Le nombre exact des victimes d’Hissène Habré reste à ce jour inconnu. Une commission d’enquête du Ministère tchadien de la justice a accusé, en 1992, le Gouvernement de Hissène Habré de 40 000 assassinats politiques et de torture systématique. La plupart des exactions furent perpétrées par sa police politique, la Direction de la Documentation et de la Sécurité (DDS), dont les directeurs, qui rendaient des comptes exclusivement à Hissène Habré , appartenaient tous à sa propre ethnie, les Goranes. La torture était une pratique courante dans les centres de détentions de la DDS. « L’arbatachar », forme de torture consistant à lier dans le dos les quatre membres d’un prisonnier, de manière à couper la circulation sanguine et à provoquer rapidement la paralysie fut une des pratiques les plus utilisées.

 

En 2001, Human Rights Watch, découvrait les archives de la DDS. Parmi les dizaines de milliers de documents découverts, on trouve des listes quotidiennes de prisonniers et de morts en détention, des rapports d’interrogation, des rapports de surveillance et des certificats de décès. Ces documents rendent compte de manière détaillée de la façon dont Hissène Habré a placé la DDS sous son autorité, dont il a organisé l’épuration ethnique et dont il a gardé un contrôle étroit sur les opérations de la DDS. Ils ont révélé le nom de 1.208 personnes mortes en détention et font état de 12.321 personnes victimes de divers abus. Parmi ces seuls documents, Hissène Habré a reçu 1265 communications directes de la DDS au sujet du statut de 898 détenus. La commission d’enquête a aussi accusé Hissène Habré d’avoir volé quelques 3.32 milliards de Francs CFA (6'622'430 dollars au cours actuel) du trésor public dans les jours précédant son exil au Sénégal. La somme totale qu’il aurait volée serait cependant bien plus importante.

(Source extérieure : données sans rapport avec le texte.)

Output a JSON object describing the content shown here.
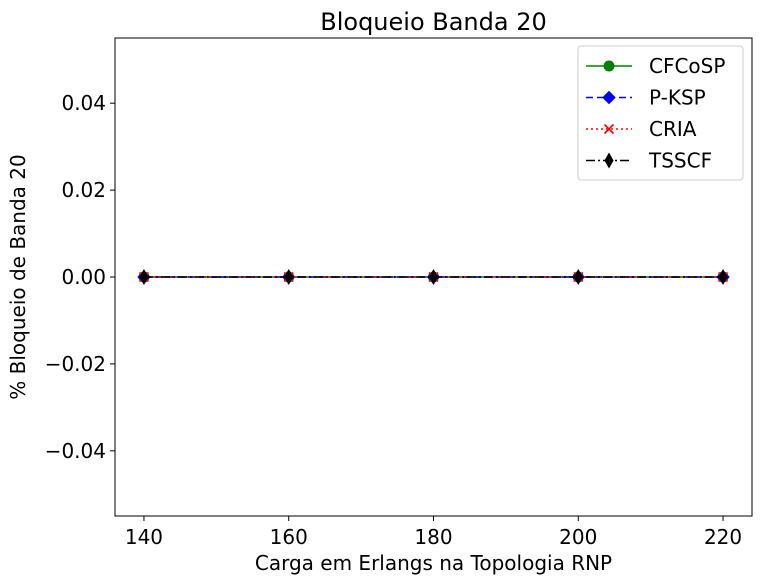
{
  "chart_data": {
    "type": "line",
    "title": "Bloqueio Banda 20",
    "xlabel": "Carga em Erlangs na Topologia RNP",
    "ylabel": "% Bloqueio de Banda 20",
    "x": [
      140,
      160,
      180,
      200,
      220
    ],
    "xticks": [
      "140",
      "160",
      "180",
      "200",
      "220"
    ],
    "yticks": [
      {
        "value": 0.04,
        "label": "0.04"
      },
      {
        "value": 0.02,
        "label": "0.02"
      },
      {
        "value": 0.0,
        "label": "0.00"
      },
      {
        "value": -0.02,
        "label": "−0.02"
      },
      {
        "value": -0.04,
        "label": "−0.04"
      }
    ],
    "xlim": [
      136,
      224
    ],
    "ylim": [
      -0.055,
      0.055
    ],
    "grid": false,
    "legend_position": "top-right",
    "series": [
      {
        "name": "CFCoSP",
        "values": [
          0,
          0,
          0,
          0,
          0
        ],
        "color": "#008000",
        "dash": "solid",
        "marker": "circle"
      },
      {
        "name": "P-KSP",
        "values": [
          0,
          0,
          0,
          0,
          0
        ],
        "color": "#0000ff",
        "dash": "dashed",
        "marker": "diamond"
      },
      {
        "name": "CRIA",
        "values": [
          0,
          0,
          0,
          0,
          0
        ],
        "color": "#ff0000",
        "dash": "dotted",
        "marker": "x"
      },
      {
        "name": "TSSCF",
        "values": [
          0,
          0,
          0,
          0,
          0
        ],
        "color": "#000000",
        "dash": "dashdot",
        "marker": "thin-diamond"
      }
    ]
  }
}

Après avoir fui le Tchad, Hissène Habré s’est installé au Sénégal. La commission d’enquête tchadienne a recommandé l’engagement de poursuites judiciaires contre Hissène Habré et ses complices. Le Tchad n’a cependant pas cherché à extrader Hissène Habré. Le Gouvernement du Tchad a soutenu les poursuites à l’étranger contre Hissène Habré et a formellement levé son immunité.

 

2)- L’inculpation de Hissène Habré au Sénégal

 

En janvier 2000, sept victimes tchadiennes portèrent plainte contre Hissène Habré au Sénégal, là où il vit désormais. Les victimes ont toujours soutenu que la Convention des Nations Unies contre la torture et autres peines ou traitements cruels, inhumains ou dégradants (http://www.ohchr.org/french/law/cat.htm) ratifiée par le Sénégal, l’obligeait soit à poursuivre, soit à extrader l’auteur présumé d’actes de torture qui se trouve sur son territoire.

En février 2000, le juge d’instruction du tribunal régional de Dakar inculpa Hissène Habré pour complicité de crimes contre l’humanité, d’actes de torture et de barbarie et le plaça en résidence surveillée. A plusieurs reprises, Abdoulaye Wade, nouvellement élu à la présidence du Sénégal, déclara publiquement que Hissène Habré ne serait jamais jugé au Sénégal.

En juillet 2000, le juge Kandji qui inculpa Hissène Habré fut muté et dessaisi du dossier Habré. Au même moment, la Chambre d’Accusation de la Cour d’Appel de Dakar décida que les tribunaux sénégalais n’étaient pas compétents pour juger au Sénégal des crimes commis à l’étranger et annula, en conséquence, la procédure contre Hissène Habré.

Le 20 mars 2001, la Cour de cassation du Sénégal, la plus haute instance sénégalaise, confirmait l’arrêt de la Chambre d’accusation en allégeant que le Sénégal n’avait pas incorporé dans son code de procédure pénale les dispositions de la Convention contre la torture. ( http://www.hrw.org/french/themes/habre-cour_de_cass.html).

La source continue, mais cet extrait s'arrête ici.